We, as humans, are in general terrible at processing information in an orderly fashion. In fact, we are great at processing it in a DIS-orderly fashion. Our brains are not computers. We use a lot of intuition when we process information, juggle facts and come to wacky conclusions about the world. We tend not to remember precisely what was in a 3-page document, but we retain the gist of it in our subconscious, so that when we come across a related piece of knowledge, we can just pull that memory out and, if necessary, dig up the whole article again and reread it.
In short, we are good at "association" and "disassembly" of information, but not great at the pure memorization of facts. A computer is great at the latter, but then again can't do very much with those facts. When you have a discourse with google, it may lead you through to the kind of info you are after, but correcting your typos, filling in the gaps, and digging up similar searches. But it won't actually tell you anything you don't already know. It is up to you to do that when you read the results, and for you to conclude what to do next.
The human brain of course works in a different way to a computer/the internet. But is there a way to harness and combine the positives from each, to bring forth a much better way of processing information? How can we brutally utilize the boring but lightning fast store-and-retrieve capabilities of the computer, with the interesting but dog-slow associate-and-conclude capabilities of the human brain?
Actually, let's look at these in a slightly different way: the creative act of associate-disassemble-conclude is an iterative thought process. Think about achieving a task: objective is to get from A to B, there are obstacles in the way, so human thinking process throws up a whole host of routes, then, strangely, decides that one route looks the best. Computer runs through the NP-complete process (when you scale it with many obstacles) of combinatorially figuring out every route and measuring against the fitness parameter (say, time taken, or distance travelled) before it concludes with its final route. (Of course, you can run stochastic or genetic algorithms on this too, which takes out some of the computation, but this isn't relevant for my point). the human's thinking process also does not scale well for this type of problem either by the way, but then again, we have cunning ways of reducing an initially complex-looking problem to one that is not so complex (viz: sometimes a lack of clarity can reveal the big picture faster). Again, not relevant for this little point.

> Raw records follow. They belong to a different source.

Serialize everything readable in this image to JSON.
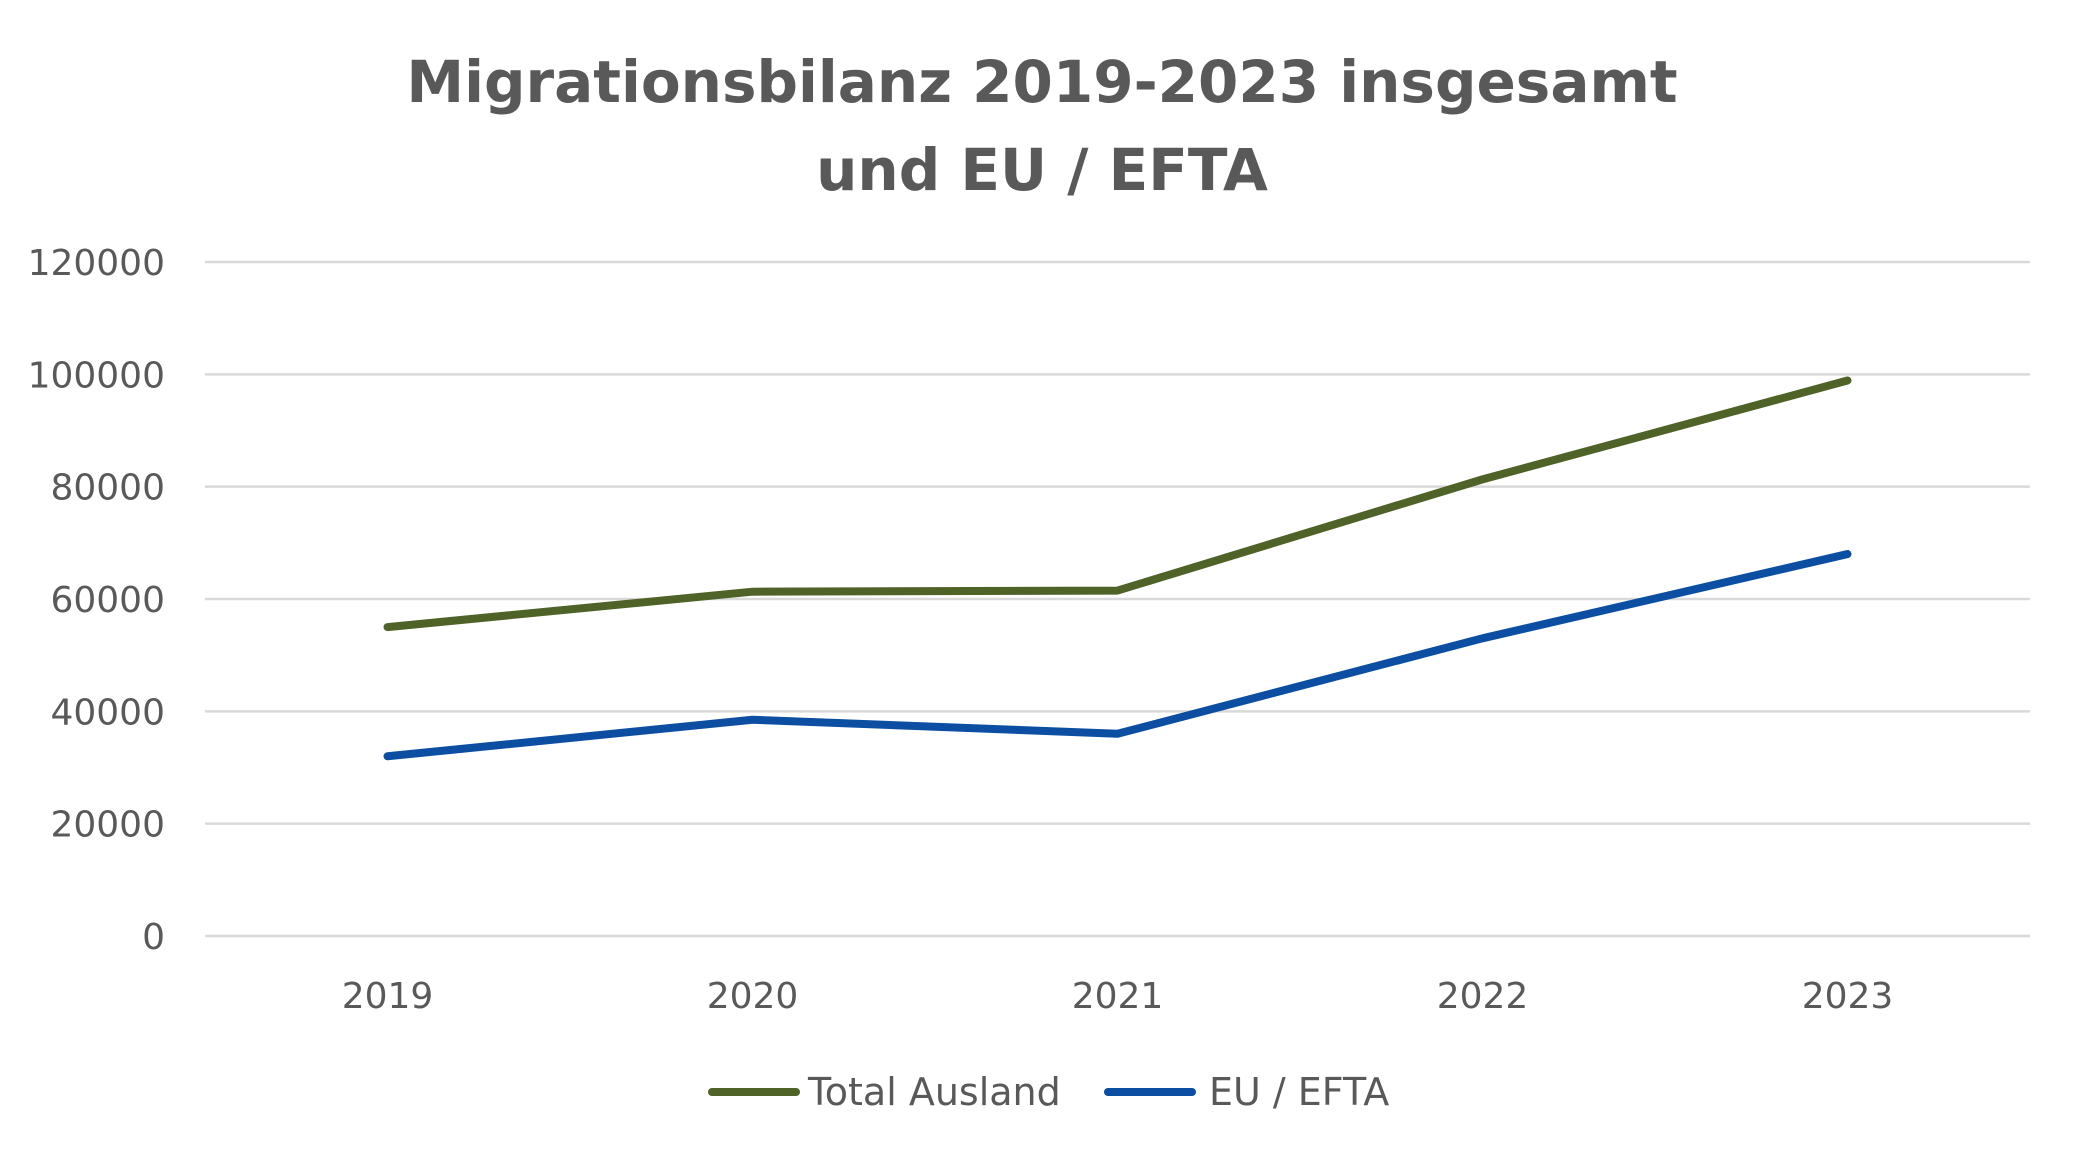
{
  "chart_data": {
    "type": "line",
    "title_lines": [
      "Migrationsbilanz 2019-2023 insgesamt",
      "und EU / EFTA"
    ],
    "categories": [
      "2019",
      "2020",
      "2021",
      "2022",
      "2023"
    ],
    "y_ticks": [
      "0",
      "20000",
      "40000",
      "60000",
      "80000",
      "100000",
      "120000"
    ],
    "ylim": [
      0,
      120000
    ],
    "grid": true,
    "legend_position": "bottom",
    "series": [
      {
        "name": "Total Ausland",
        "color": "#4f6228",
        "values": [
          55000,
          61300,
          61500,
          81300,
          98900
        ]
      },
      {
        "name": "EU / EFTA",
        "color": "#0b4ea2",
        "values": [
          32000,
          38500,
          36000,
          53000,
          68000
        ]
      }
    ]
  }
}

So, computer thinks in a sort of "run as fast as you can" way, whilst the human lazily and slowly reduces what he needs to do, and looks at the problem in a more general and less precise way. But what is going on in the human head to produce a set of plausible routes? I don't think we can say that the brain is working out a sequence of nodes, more likely it is designing a nice pattern. Association is all about patterns. The brain is the master of pattern matching and comparing similar shapes, time sequences, sounds etc. That has evolved from the necessity of surviving in a world represented through senses that produce 2 & 3D maps of the world, and a natural environment that demanded we take note of subtle differences in pattern, colour, light and dark, song, taste and so on. The brain is just a ninja at all this.
So how do we harness? How do we combine these different powers to fill in our inadequacies and become great information processors? I have an idea about that, but it is still very fresh. It is about utilizing the processing as much as the representation of information as favoured by the brain. The brain is also a truly agile entity, and loves to iterate, correct, learn while doing. This process will help us to move from the "up in the air set of brainstormed ideas" through to the favoured set of conclusions.

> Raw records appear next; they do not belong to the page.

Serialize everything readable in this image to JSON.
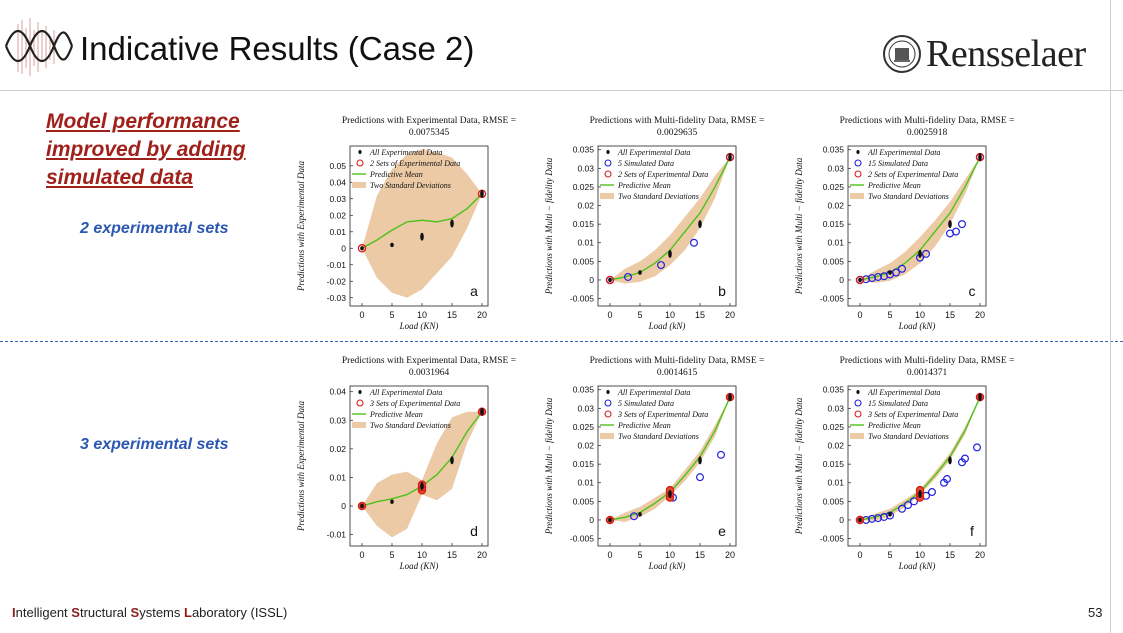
{
  "slide": {
    "title": "Indicative Results (Case 2)",
    "logo_text": "Rensselaer",
    "note": "Model performance improved by adding simulated data",
    "set_labels": [
      "2 experimental sets",
      "3 experimental sets"
    ],
    "footer": {
      "parts": [
        {
          "bold": "I",
          "rest": "ntelligent "
        },
        {
          "bold": "S",
          "rest": "tructural "
        },
        {
          "bold": "S",
          "rest": "ystems "
        },
        {
          "bold": "L",
          "rest": "aboratory (ISSL)"
        }
      ],
      "page": "53"
    },
    "colors": {
      "title_red": "#a0201a",
      "label_blue": "#2b58b3",
      "divider": "#3a63b5",
      "band": "#eccaa5",
      "mean": "#4cc21a"
    }
  },
  "chart_data": [
    {
      "type": "line",
      "panel": "a",
      "title_line1": "Predictions with Experimental Data, RMSE =",
      "title_line2": "0.0075345",
      "xlabel": "Load (KN)",
      "ylabel": "Predictions with Experimental Data",
      "xlim": [
        -2,
        21
      ],
      "ylim": [
        -0.035,
        0.062
      ],
      "xticks": [
        0,
        5,
        10,
        15,
        20
      ],
      "yticks": [
        0.05,
        0.04,
        0.03,
        0.02,
        0.01,
        0,
        -0.01,
        -0.02,
        -0.03
      ],
      "ytick_labels": [
        "0.05",
        "0.04",
        "0.03",
        "0.02",
        "0.01",
        "0",
        "-0.01",
        "-0.02",
        "-0.03"
      ],
      "legend": [
        "All Experimental Data",
        "2 Sets of Experimental Data",
        "Predictive Mean",
        "Two Standard Deviations"
      ],
      "mean": {
        "x": [
          0,
          2.5,
          5,
          7.5,
          10,
          12.5,
          15,
          17.5,
          20
        ],
        "y": [
          0,
          0.005,
          0.011,
          0.016,
          0.017,
          0.016,
          0.018,
          0.024,
          0.033
        ]
      },
      "band": {
        "x": [
          0,
          2.5,
          5,
          7.5,
          10,
          12.5,
          15,
          17.5,
          20
        ],
        "lower": [
          0,
          -0.018,
          -0.027,
          -0.03,
          -0.025,
          -0.015,
          -0.005,
          0.012,
          0.033
        ],
        "upper": [
          0,
          0.032,
          0.048,
          0.057,
          0.06,
          0.058,
          0.055,
          0.045,
          0.033
        ]
      },
      "exp_all": {
        "x": [
          0,
          5,
          10,
          15,
          20
        ],
        "y": [
          0,
          0.002,
          0.007,
          0.015,
          0.033
        ]
      },
      "exp_sets": {
        "x": [
          0,
          20
        ],
        "y": [
          0,
          0.033
        ]
      },
      "sim": {
        "x": [],
        "y": []
      },
      "sim_label": ""
    },
    {
      "type": "line",
      "panel": "b",
      "title_line1": "Predictions with Multi-fidelity Data, RMSE =",
      "title_line2": "0.0029635",
      "xlabel": "Load (kN)",
      "ylabel": "Predictions with Multi − fidelity Data",
      "xlim": [
        -2,
        21
      ],
      "ylim": [
        -0.007,
        0.036
      ],
      "xticks": [
        0,
        5,
        10,
        15,
        20
      ],
      "yticks": [
        0.035,
        0.03,
        0.025,
        0.02,
        0.015,
        0.01,
        0.005,
        0,
        -0.005
      ],
      "ytick_labels": [
        "0.035",
        "0.03",
        "0.025",
        "0.02",
        "0.015",
        "0.01",
        "0.005",
        "0",
        "-0.005"
      ],
      "legend": [
        "All Experimental Data",
        "5 Simulated Data",
        "2 Sets of Experimental Data",
        "Predictive Mean",
        "Two Standard Deviations"
      ],
      "mean": {
        "x": [
          0,
          2.5,
          5,
          7.5,
          10,
          12.5,
          15,
          17.5,
          20
        ],
        "y": [
          0,
          0.0008,
          0.002,
          0.0045,
          0.008,
          0.013,
          0.018,
          0.025,
          0.033
        ]
      },
      "band": {
        "x": [
          0,
          2.5,
          5,
          7.5,
          10,
          12.5,
          15,
          17.5,
          20
        ],
        "lower": [
          0,
          -0.001,
          -0.0005,
          0.001,
          0.004,
          0.008,
          0.014,
          0.022,
          0.033
        ],
        "upper": [
          0,
          0.003,
          0.005,
          0.008,
          0.012,
          0.017,
          0.022,
          0.028,
          0.033
        ]
      },
      "exp_all": {
        "x": [
          0,
          5,
          10,
          15,
          20
        ],
        "y": [
          0,
          0.002,
          0.007,
          0.015,
          0.033
        ]
      },
      "exp_sets": {
        "x": [
          0,
          20
        ],
        "y": [
          0,
          0.033
        ]
      },
      "sim": {
        "x": [
          0,
          3,
          8.5,
          14,
          20
        ],
        "y": [
          0,
          0.0008,
          0.004,
          0.01,
          0.033
        ]
      },
      "sim_label": ""
    },
    {
      "type": "line",
      "panel": "c",
      "title_line1": "Predictions with Multi-fidelity Data, RMSE =",
      "title_line2": "0.0025918",
      "xlabel": "Load (kN)",
      "ylabel": "Predictions with Multi − fidelity Data",
      "xlim": [
        -2,
        21
      ],
      "ylim": [
        -0.007,
        0.036
      ],
      "xticks": [
        0,
        5,
        10,
        15,
        20
      ],
      "yticks": [
        0.035,
        0.03,
        0.025,
        0.02,
        0.015,
        0.01,
        0.005,
        0,
        -0.005
      ],
      "ytick_labels": [
        "0.035",
        "0.03",
        "0.025",
        "0.02",
        "0.015",
        "0.01",
        "0.005",
        "0",
        "-0.005"
      ],
      "legend": [
        "All Experimental Data",
        "15 Simulated Data",
        "2 Sets of Experimental Data",
        "Predictive Mean",
        "Two Standard Deviations"
      ],
      "mean": {
        "x": [
          0,
          2.5,
          5,
          7.5,
          10,
          12.5,
          15,
          17.5,
          20
        ],
        "y": [
          0,
          0.0008,
          0.002,
          0.0045,
          0.008,
          0.013,
          0.018,
          0.025,
          0.033
        ]
      },
      "band": {
        "x": [
          0,
          2.5,
          5,
          7.5,
          10,
          12.5,
          15,
          17.5,
          20
        ],
        "lower": [
          0,
          -0.0008,
          -0.0002,
          0.0015,
          0.0045,
          0.009,
          0.015,
          0.023,
          0.033
        ],
        "upper": [
          0,
          0.0025,
          0.0045,
          0.0075,
          0.0115,
          0.016,
          0.021,
          0.027,
          0.033
        ]
      },
      "exp_all": {
        "x": [
          0,
          5,
          10,
          15,
          20
        ],
        "y": [
          0,
          0.002,
          0.007,
          0.015,
          0.033
        ]
      },
      "exp_sets": {
        "x": [
          0,
          20
        ],
        "y": [
          0,
          0.033
        ]
      },
      "sim": {
        "x": [
          0,
          1,
          2,
          3,
          4,
          5,
          6,
          7,
          10,
          11,
          15,
          16,
          17,
          20
        ],
        "y": [
          0,
          0.0002,
          0.0005,
          0.0008,
          0.001,
          0.0015,
          0.002,
          0.003,
          0.006,
          0.007,
          0.0125,
          0.013,
          0.015,
          0.033
        ]
      },
      "sim_label": ""
    },
    {
      "type": "line",
      "panel": "d",
      "title_line1": "Predictions with Experimental Data, RMSE =",
      "title_line2": "0.0031964",
      "xlabel": "Load (KN)",
      "ylabel": "Predictions with Experimental Data",
      "xlim": [
        -2,
        21
      ],
      "ylim": [
        -0.014,
        0.042
      ],
      "xticks": [
        0,
        5,
        10,
        15,
        20
      ],
      "yticks": [
        0.04,
        0.03,
        0.02,
        0.01,
        0,
        -0.01
      ],
      "ytick_labels": [
        "0.04",
        "0.03",
        "0.02",
        "0.01",
        "0",
        "-0.01"
      ],
      "legend": [
        "All Experimental Data",
        "3 Sets of Experimental Data",
        "Predictive Mean",
        "Two Standard Deviations"
      ],
      "mean": {
        "x": [
          0,
          2.5,
          5,
          7.5,
          10,
          12.5,
          15,
          17.5,
          20
        ],
        "y": [
          0,
          0.0015,
          0.0025,
          0.004,
          0.007,
          0.011,
          0.017,
          0.026,
          0.033
        ]
      },
      "band": {
        "x": [
          0,
          2.5,
          5,
          7.5,
          10,
          12.5,
          15,
          17.5,
          20
        ],
        "lower": [
          0,
          -0.007,
          -0.011,
          -0.008,
          0.004,
          0.002,
          0.006,
          0.022,
          0.033
        ],
        "upper": [
          0,
          0.008,
          0.011,
          0.012,
          0.009,
          0.022,
          0.031,
          0.033,
          0.033
        ]
      },
      "exp_all": {
        "x": [
          0,
          5,
          10,
          15,
          20
        ],
        "y": [
          0,
          0.0015,
          0.007,
          0.016,
          0.033
        ]
      },
      "exp_sets": {
        "x": [
          0,
          10,
          10,
          10,
          20
        ],
        "y": [
          0,
          0.0055,
          0.0065,
          0.0075,
          0.033
        ]
      },
      "sim": {
        "x": [],
        "y": []
      },
      "sim_label": ""
    },
    {
      "type": "line",
      "panel": "e",
      "title_line1": "Predictions with Multi-fidelity Data, RMSE =",
      "title_line2": "0.0014615",
      "xlabel": "Load (kN)",
      "ylabel": "Predictions with Multi − fidelity Data",
      "xlim": [
        -2,
        21
      ],
      "ylim": [
        -0.007,
        0.036
      ],
      "xticks": [
        0,
        5,
        10,
        15,
        20
      ],
      "yticks": [
        0.035,
        0.03,
        0.025,
        0.02,
        0.015,
        0.01,
        0.005,
        0,
        -0.005
      ],
      "ytick_labels": [
        "0.035",
        "0.03",
        "0.025",
        "0.02",
        "0.015",
        "0.01",
        "0.005",
        "0",
        "-0.005"
      ],
      "legend": [
        "All Experimental Data",
        "5 Simulated Data",
        "3 Sets of Experimental Data",
        "Predictive Mean",
        "Two Standard Deviations"
      ],
      "mean": {
        "x": [
          0,
          2.5,
          5,
          7.5,
          10,
          12.5,
          15,
          17.5,
          20
        ],
        "y": [
          0,
          0.0007,
          0.002,
          0.0045,
          0.0075,
          0.012,
          0.017,
          0.024,
          0.033
        ]
      },
      "band": {
        "x": [
          0,
          2.5,
          5,
          7.5,
          10,
          12.5,
          15,
          17.5,
          20
        ],
        "lower": [
          0,
          -0.0005,
          0.0008,
          0.003,
          0.0065,
          0.0105,
          0.0155,
          0.0225,
          0.033
        ],
        "upper": [
          0,
          0.002,
          0.0035,
          0.006,
          0.0085,
          0.0135,
          0.0185,
          0.0255,
          0.033
        ]
      },
      "exp_all": {
        "x": [
          0,
          5,
          10,
          15,
          20
        ],
        "y": [
          0,
          0.0015,
          0.007,
          0.016,
          0.033
        ]
      },
      "exp_sets": {
        "x": [
          0,
          10,
          10,
          10,
          20
        ],
        "y": [
          0,
          0.006,
          0.007,
          0.008,
          0.033
        ]
      },
      "sim": {
        "x": [
          4,
          10.5,
          15,
          18.5,
          20
        ],
        "y": [
          0.001,
          0.006,
          0.0115,
          0.0175,
          0.033
        ]
      },
      "sim_label": ""
    },
    {
      "type": "line",
      "panel": "f",
      "title_line1": "Predictions with Multi-fidelity Data, RMSE =",
      "title_line2": "0.0014371",
      "xlabel": "Load (kN)",
      "ylabel": "Predictions with Multi − fidelity Data",
      "xlim": [
        -2,
        21
      ],
      "ylim": [
        -0.007,
        0.036
      ],
      "xticks": [
        0,
        5,
        10,
        15,
        20
      ],
      "yticks": [
        0.035,
        0.03,
        0.025,
        0.02,
        0.015,
        0.01,
        0.005,
        0,
        -0.005
      ],
      "ytick_labels": [
        "0.035",
        "0.03",
        "0.025",
        "0.02",
        "0.015",
        "0.01",
        "0.005",
        "0",
        "-0.005"
      ],
      "legend": [
        "All Experimental Data",
        "15 Simulated Data",
        "3 Sets of Experimental Data",
        "Predictive Mean",
        "Two Standard Deviations"
      ],
      "mean": {
        "x": [
          0,
          2.5,
          5,
          7.5,
          10,
          12.5,
          15,
          17.5,
          20
        ],
        "y": [
          0,
          0.0007,
          0.002,
          0.0045,
          0.0075,
          0.012,
          0.017,
          0.024,
          0.033
        ]
      },
      "band": {
        "x": [
          0,
          2.5,
          5,
          7.5,
          10,
          12.5,
          15,
          17.5,
          20
        ],
        "lower": [
          0,
          -0.0003,
          0.001,
          0.0035,
          0.0068,
          0.011,
          0.016,
          0.023,
          0.033
        ],
        "upper": [
          0,
          0.0017,
          0.003,
          0.0055,
          0.0082,
          0.013,
          0.018,
          0.025,
          0.033
        ]
      },
      "exp_all": {
        "x": [
          0,
          5,
          10,
          15,
          20
        ],
        "y": [
          0,
          0.0015,
          0.007,
          0.016,
          0.033
        ]
      },
      "exp_sets": {
        "x": [
          0,
          10,
          10,
          10,
          20
        ],
        "y": [
          0,
          0.006,
          0.007,
          0.008,
          0.033
        ]
      },
      "sim": {
        "x": [
          1,
          2,
          3,
          4,
          5,
          7,
          8,
          9,
          11,
          12,
          14,
          14.5,
          17,
          17.5,
          19.5
        ],
        "y": [
          0,
          0.0003,
          0.0005,
          0.0008,
          0.0012,
          0.003,
          0.004,
          0.005,
          0.0065,
          0.0075,
          0.01,
          0.011,
          0.0155,
          0.0165,
          0.0195
        ]
      },
      "sim_label": ""
    }
  ]
}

What I have said is no different to what we already know when we take part in brainstorming exercises: we have all seen the power of this, and the power of "thinking outside the box". What I am deliberating here is how to bottle this into a process that we can then use for much better day-to-day processing of information, without turning the human into a computer, and using the machine to boost our intuitive knowledge processing powers.
I have not come out with any big conclusions here, but would be interested to hear other peoples' thoughts.